Dans le cadre de la présélection de trois films du GREC aux César 2024 (deux court-métrages de fiction et un court-métrage documentaire), les réalisateur.rices des films se sont prêté.e.s au jeu de présenter leur travail à travers leurs comédien.ne.s.
Voici De la folie des hamsters de Juliette Marrécau, par Anaëlle Fournier et Juliette Savary, comédiennes principales du film.

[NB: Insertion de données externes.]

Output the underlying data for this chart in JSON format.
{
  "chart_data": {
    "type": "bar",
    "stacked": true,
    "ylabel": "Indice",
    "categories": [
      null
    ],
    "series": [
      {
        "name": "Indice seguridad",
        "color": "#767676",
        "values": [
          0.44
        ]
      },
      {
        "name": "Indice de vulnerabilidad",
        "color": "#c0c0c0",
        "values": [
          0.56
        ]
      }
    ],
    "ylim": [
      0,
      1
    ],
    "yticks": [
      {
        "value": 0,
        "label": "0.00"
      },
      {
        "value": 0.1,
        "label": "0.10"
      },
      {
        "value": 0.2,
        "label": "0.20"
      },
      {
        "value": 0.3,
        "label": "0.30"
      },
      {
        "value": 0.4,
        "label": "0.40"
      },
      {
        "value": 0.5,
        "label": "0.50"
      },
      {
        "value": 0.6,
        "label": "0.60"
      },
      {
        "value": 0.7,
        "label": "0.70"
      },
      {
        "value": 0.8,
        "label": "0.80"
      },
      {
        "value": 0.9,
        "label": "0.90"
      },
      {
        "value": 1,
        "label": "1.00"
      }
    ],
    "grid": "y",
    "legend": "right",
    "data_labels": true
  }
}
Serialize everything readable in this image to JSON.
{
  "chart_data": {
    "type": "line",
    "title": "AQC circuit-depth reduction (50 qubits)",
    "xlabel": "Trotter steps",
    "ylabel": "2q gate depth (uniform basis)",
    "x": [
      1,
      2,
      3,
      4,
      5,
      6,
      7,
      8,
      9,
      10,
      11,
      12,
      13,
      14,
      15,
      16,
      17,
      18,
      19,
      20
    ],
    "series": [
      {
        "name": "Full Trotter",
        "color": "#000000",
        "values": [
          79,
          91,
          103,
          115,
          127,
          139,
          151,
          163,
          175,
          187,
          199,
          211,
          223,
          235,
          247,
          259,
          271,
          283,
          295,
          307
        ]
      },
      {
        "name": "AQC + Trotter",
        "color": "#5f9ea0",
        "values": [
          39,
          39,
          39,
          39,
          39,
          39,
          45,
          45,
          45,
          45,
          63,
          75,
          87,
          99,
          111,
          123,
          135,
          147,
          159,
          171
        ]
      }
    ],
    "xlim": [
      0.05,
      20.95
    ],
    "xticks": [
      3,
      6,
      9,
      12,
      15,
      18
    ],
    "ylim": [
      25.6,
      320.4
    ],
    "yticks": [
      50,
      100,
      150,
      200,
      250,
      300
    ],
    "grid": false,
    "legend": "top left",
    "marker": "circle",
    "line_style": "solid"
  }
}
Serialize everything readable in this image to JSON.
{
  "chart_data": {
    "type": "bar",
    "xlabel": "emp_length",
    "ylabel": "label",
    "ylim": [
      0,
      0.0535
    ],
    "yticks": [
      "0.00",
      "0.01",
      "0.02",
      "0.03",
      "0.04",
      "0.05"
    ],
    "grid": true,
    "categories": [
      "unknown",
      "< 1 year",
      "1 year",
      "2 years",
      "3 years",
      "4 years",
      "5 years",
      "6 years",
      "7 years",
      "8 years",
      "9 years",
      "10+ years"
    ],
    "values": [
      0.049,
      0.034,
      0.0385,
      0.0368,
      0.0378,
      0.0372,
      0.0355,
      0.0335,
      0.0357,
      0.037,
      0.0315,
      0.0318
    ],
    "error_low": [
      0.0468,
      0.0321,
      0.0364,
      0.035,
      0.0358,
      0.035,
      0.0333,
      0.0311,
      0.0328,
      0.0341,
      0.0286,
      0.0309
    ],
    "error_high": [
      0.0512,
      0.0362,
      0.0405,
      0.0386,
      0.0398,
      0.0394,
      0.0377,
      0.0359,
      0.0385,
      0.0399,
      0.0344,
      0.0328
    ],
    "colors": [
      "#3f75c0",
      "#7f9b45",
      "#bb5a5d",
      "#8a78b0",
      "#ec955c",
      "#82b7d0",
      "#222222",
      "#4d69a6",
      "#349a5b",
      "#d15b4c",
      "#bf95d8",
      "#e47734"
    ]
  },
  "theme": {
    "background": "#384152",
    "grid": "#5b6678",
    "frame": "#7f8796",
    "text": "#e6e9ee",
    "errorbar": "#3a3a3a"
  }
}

Voici également un portrait thématique du film par Juliette Marrécau !
Si le film était…
Un animal: un hamster, évidemment
Une couleur: couleur arc-en-ciel ou le refus de choisir une couleur
Un instrument de musique: un piano avec de la pâte à fixe sur les cordes
Un livre (recueil, roman, etc.): Éloge du risque, d’Anne Dufourmantelle
Un vêtement: une fausse fourrure rose
Une confiserie: un arlequin
Un lieu: un salon squatté
Une fleur: un cosmos rose
Un élément: la terre
Un moyen de transport: le car qui part de Bercy
Une figure géométrique: le rond
Un objet: une brosse à dent
Un jour de la semaine: le lundi pour « comme un lundi »
Une saison: l’automne
Un métier: Deratiseur
Un sport: le Feldenkrais
Une planète: Mars
Une odeur: le renfermé
Un sentiment: la solitude
Un jeu: le twister
Un plat: des pâtes au fromage
Une chanson: la composition originale de Pierre Fourchard pour le film
« Aussi grande que l’Everest
j’obéirai au maître
je mettrai la grande veste
pour partir en un geste
complètement à l’Ouest »
Nous avons également demandé aux réalisateur.rices de confectionner une vidéo de présentation de leurs films, dans l'esprit de ceux-ci !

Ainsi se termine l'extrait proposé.